Drug metabolism studies are important because the metabolites produced may have different pharmacological and toxicological activities from the administered drug. Therefore, for each drug in development it is necessary to understand what metabolic processes the drug undergoes after administration. Conducting metabolite identification studies in the early stages of drug candidate selection can screen out unsuitable compounds, saving time and money. Development of new technologies e.g. combinatorial chemistry and high throughput screening has increased the number of potential candidates and so the need for fast and reliable drug metabolite profiling has burgeoned.

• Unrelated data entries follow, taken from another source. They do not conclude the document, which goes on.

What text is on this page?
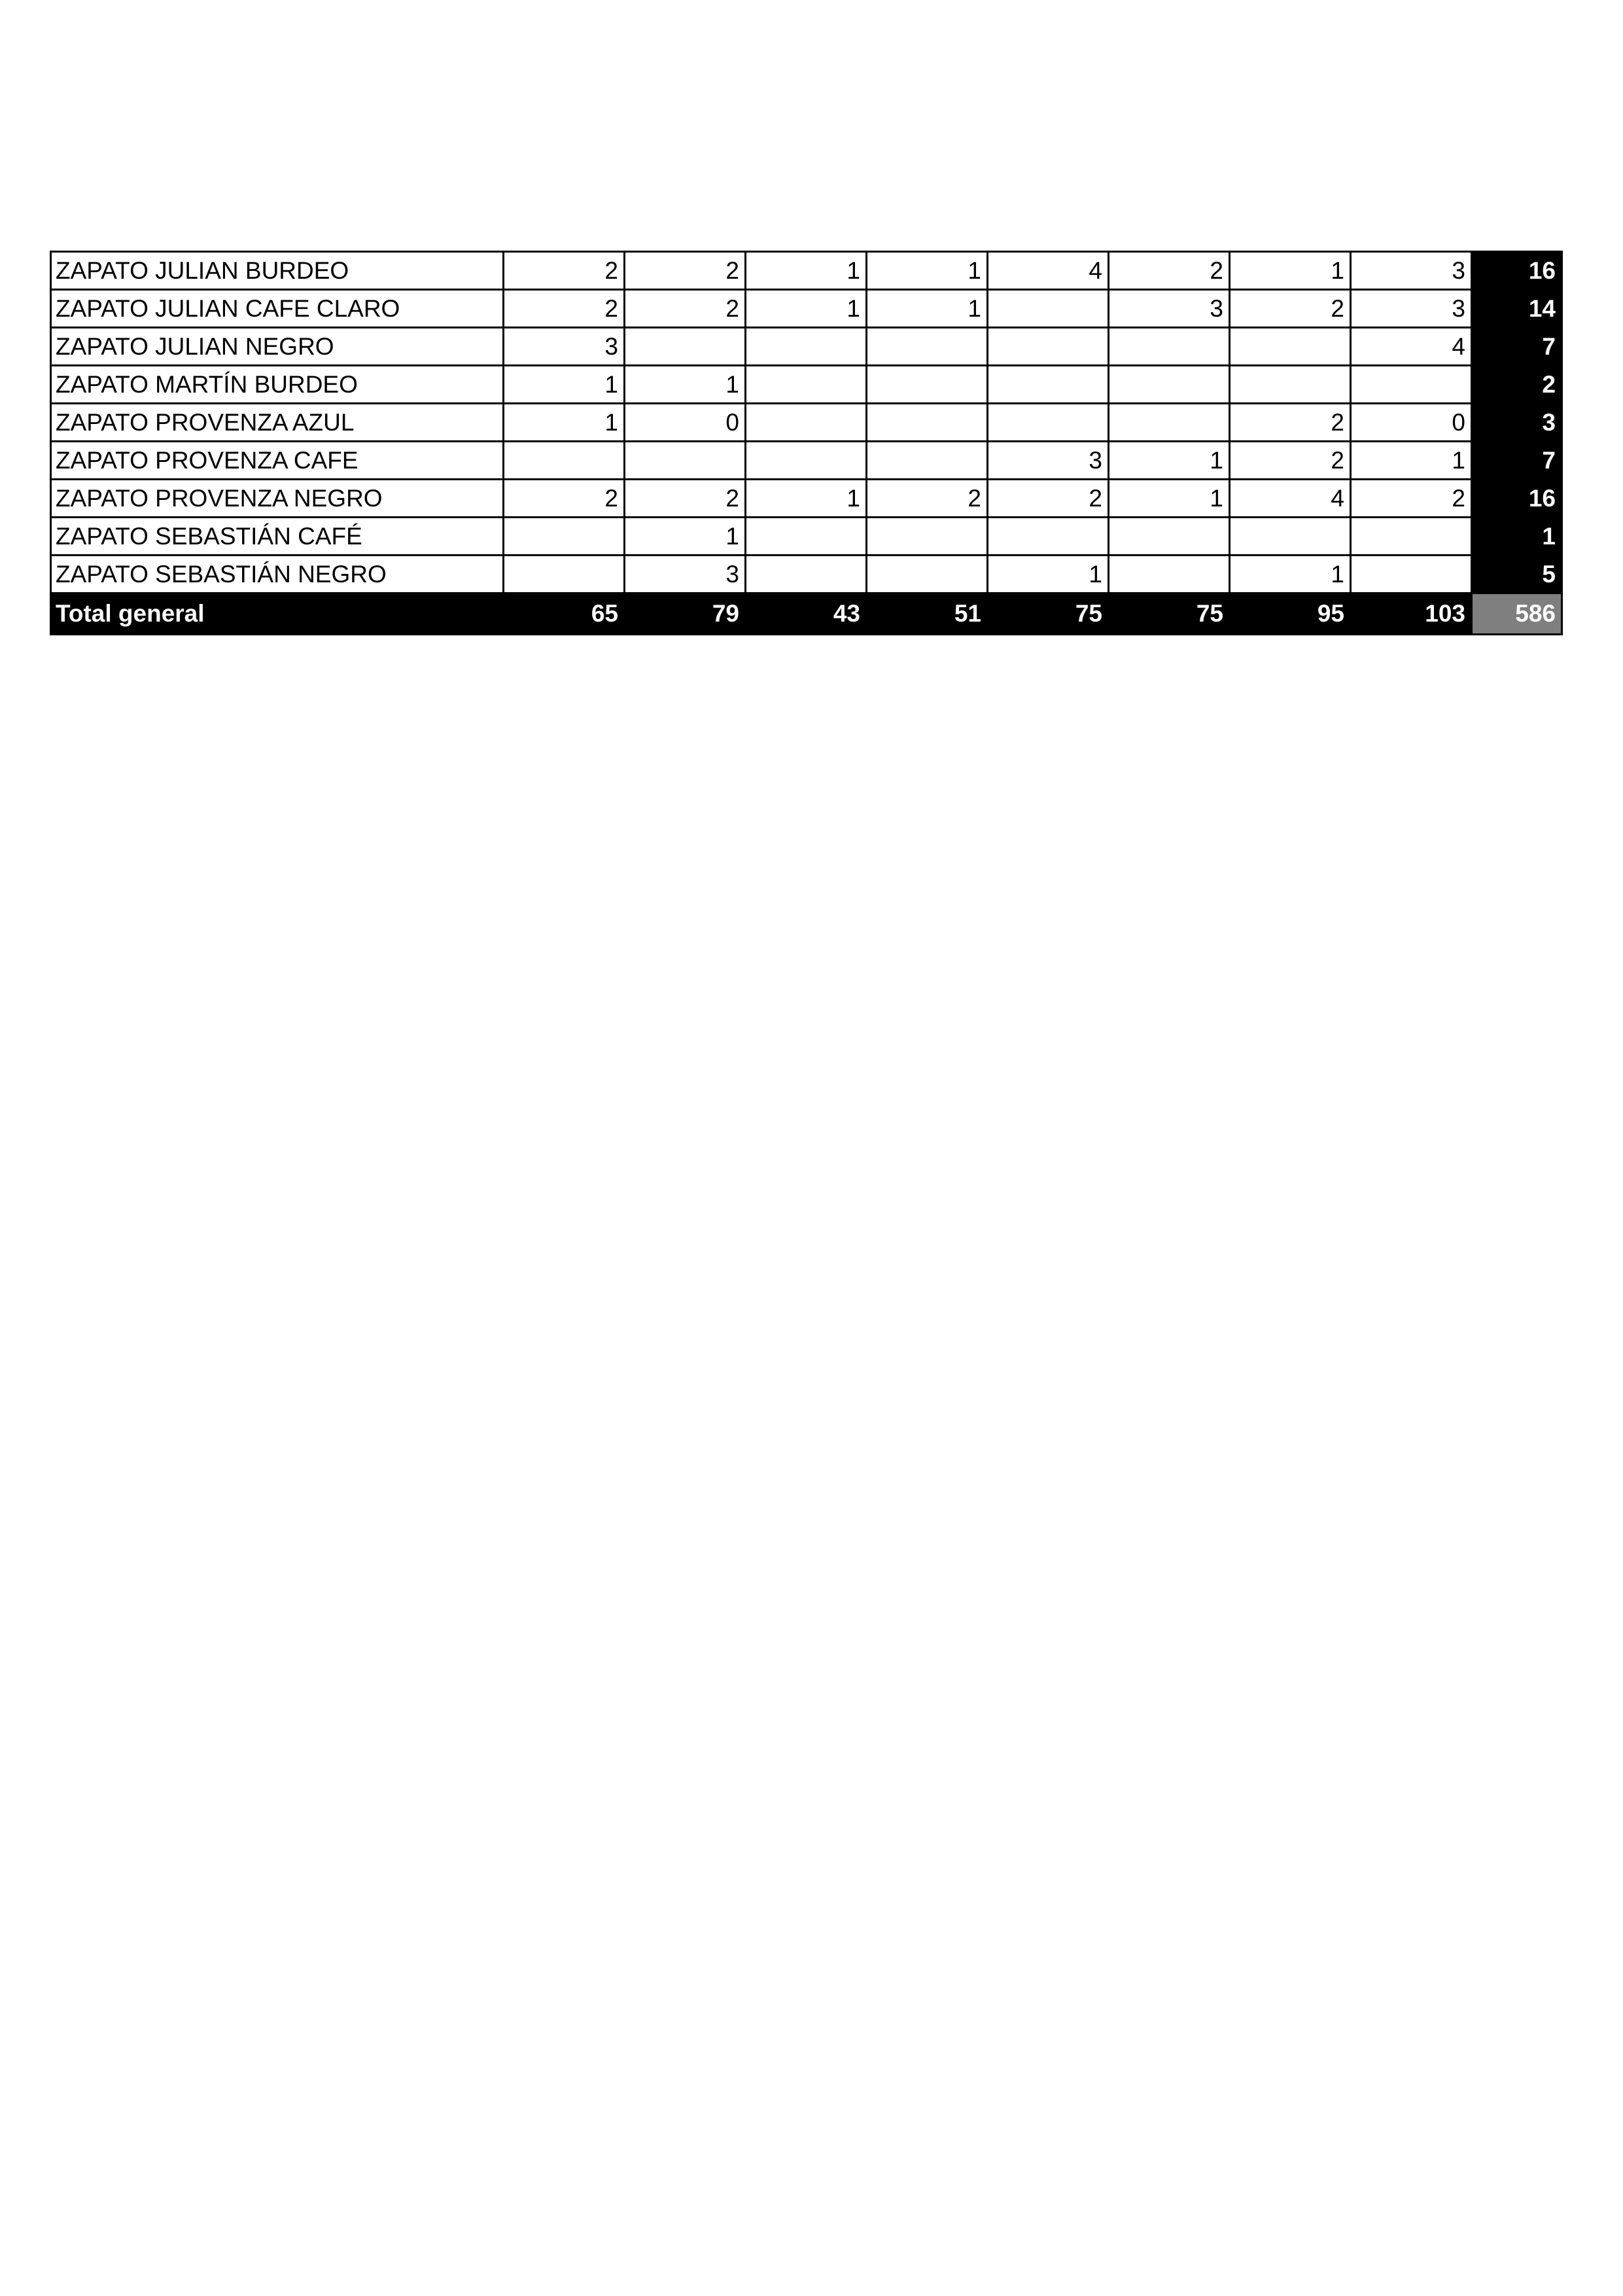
ZAPATO JULIAN BURDEO	2	2	1	1	4	2	1	3	16
ZAPATO JULIAN CAFE CLARO	2	2	1	1		3	2	3	14
ZAPATO JULIAN NEGRO	3							4	7
ZAPATO MARTÍN BURDEO	1	1							2
ZAPATO PROVENZA AZUL	1	0					2	0	3
ZAPATO PROVENZA CAFE					3	1	2	1	7
ZAPATO PROVENZA NEGRO	2	2	1	2	2	1	4	2	16
ZAPATO SEBASTIÁN CAFÉ		1							1
ZAPATO SEBASTIÁN NEGRO		3			1		1		5
Total general	65	79	43	51	75	75	95	103	586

Drug metabolites for candidate screening are generated either by in vitro or in vivo methods. There are many in vitro systems available differing in biological intricacy. One of the most commonly used methods is microsomal incubation of the administered drug. However microsome activity is primarily limited to Phase 1 reactions as the microsomes do not contain a full complement of drug metabolising enzymes. To date the best method to obtain a complete set of metabolites for a given species is through in vivo techniques.

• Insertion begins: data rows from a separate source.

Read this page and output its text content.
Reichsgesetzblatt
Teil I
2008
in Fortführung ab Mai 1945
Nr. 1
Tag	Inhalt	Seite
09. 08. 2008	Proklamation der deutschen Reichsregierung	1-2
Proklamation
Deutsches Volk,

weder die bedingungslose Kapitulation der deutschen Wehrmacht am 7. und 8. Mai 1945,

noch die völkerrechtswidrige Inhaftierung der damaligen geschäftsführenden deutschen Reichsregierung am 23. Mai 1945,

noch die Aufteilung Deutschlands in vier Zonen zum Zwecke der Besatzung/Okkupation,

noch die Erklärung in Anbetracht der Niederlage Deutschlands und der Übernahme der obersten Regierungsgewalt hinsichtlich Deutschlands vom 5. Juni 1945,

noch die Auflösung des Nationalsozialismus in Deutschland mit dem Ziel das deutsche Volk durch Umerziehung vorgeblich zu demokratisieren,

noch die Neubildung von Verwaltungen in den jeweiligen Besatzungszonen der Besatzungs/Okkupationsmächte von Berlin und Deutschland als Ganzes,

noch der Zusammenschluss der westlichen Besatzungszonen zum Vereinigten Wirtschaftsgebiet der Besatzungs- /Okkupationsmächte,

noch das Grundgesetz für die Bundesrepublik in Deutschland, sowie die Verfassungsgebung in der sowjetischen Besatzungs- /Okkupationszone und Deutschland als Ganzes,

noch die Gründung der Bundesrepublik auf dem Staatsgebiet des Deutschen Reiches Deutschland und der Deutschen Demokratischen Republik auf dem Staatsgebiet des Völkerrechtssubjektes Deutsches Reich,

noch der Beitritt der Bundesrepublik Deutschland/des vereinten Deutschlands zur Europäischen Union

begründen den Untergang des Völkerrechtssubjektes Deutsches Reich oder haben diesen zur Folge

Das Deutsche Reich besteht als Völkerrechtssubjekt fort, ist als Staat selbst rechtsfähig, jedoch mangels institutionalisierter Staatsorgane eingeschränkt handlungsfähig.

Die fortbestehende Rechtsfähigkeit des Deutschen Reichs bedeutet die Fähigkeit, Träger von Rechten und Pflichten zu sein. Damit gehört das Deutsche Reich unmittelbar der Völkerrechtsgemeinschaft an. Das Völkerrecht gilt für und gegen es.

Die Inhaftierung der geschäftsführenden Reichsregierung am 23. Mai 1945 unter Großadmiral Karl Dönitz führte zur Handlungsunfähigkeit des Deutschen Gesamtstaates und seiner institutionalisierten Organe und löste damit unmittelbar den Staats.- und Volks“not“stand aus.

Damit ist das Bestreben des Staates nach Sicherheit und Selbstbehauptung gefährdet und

Protocols utilising the hyphenation of liquid phase separation techniques with mass spectrometry such as LC-MS provide high throughput, fully automatable and rapid methods of analysis. The use of CE-MS techniques are still in the growth stages of development. They are less commonly used because they are less robust, more difficult to automate and have poor concentration limits of detection. However, their importance has been recognised as they provide an orthogonal method of analysis, as separation is based on size and charge of the analytes, whereas in LC it is most commonly based on interactions with a stationary phase. They also have the advantage of requiring minimal sample volume and offering high resolution.

We are developing and applying LC-MS and CE-MS methods for the analysis of pharmaceutical compounds and their metabolites. This poster considers the relative merits of each of these techniques. We present data obtained using these approaches for the analysis of biologically generated pharmaceutical metabolites.